| 通常、景気が回復してくると、金融政策が少しずつ引き締められ(=金利が少しずつ上昇し)、財政政策も少しずつタイトになっていく(=財政赤字が少しずつ減らされていく)のですが、今回は日銀が緩和を続けるとすると、金利が上がらずに財政赤字が順調に減っていくという組み合わせ(ポリシーミックスと呼びます)になるかもしれません。
景気が回復すれば、税収が増えますから、財政赤字は減ります。この効果は一般に考えられているよりも大きなものです。まず、景気回復により企業収益が改善しますが、法人税率が高いため、これが税収に大いに寄与します。景気回復によりサラリーマンの所得も増えますが、この分は累進課税なので、所得が増えた以上に税収が増えます。さらに、景気がよいと株価があがり、譲渡益課税などが増えます。地価まで上がることになれば、土地の売買が活発化して取引税や譲渡益税がはいるほか、相続税なども増えるでしょう。

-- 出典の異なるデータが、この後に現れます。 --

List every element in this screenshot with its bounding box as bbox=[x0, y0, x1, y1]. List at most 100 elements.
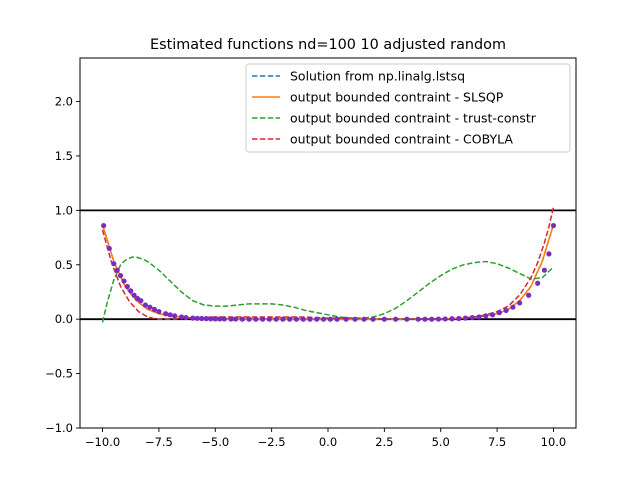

金利が上がらない分だけ景気の回復幅が大きくなります。その分だけ財政赤字の縮小幅も大きくなるでしょう。また、景気が本格的に回復すれば、増税や歳出削減という対策も採られるでしょう。通常は増税や歳出削減は政治的に困難だといわれていますが、今回は財政赤字削減の必要性が国民に認識されていますし、小泉内閣は財政再建にことのほか熱心ですから、増税や歳出削減を断行するかもしれません。もしも増税などの規模とタイミングが非常にうまくいけば、景気が順調に回復し、しかも過熱してインフレを招くことがない程度には景気を抑制するという可能性もないわけではありません。
理屈の上では、「金利は永遠に0.1%に固定して、景気の波は増減税と歳出の増減で調節する」ということも考えられないわけではありません。機動性に問題があるので、ここまで極端なことは現実的ではありませんが、考え方としてはこれに近い姿がイメージされるというわけです。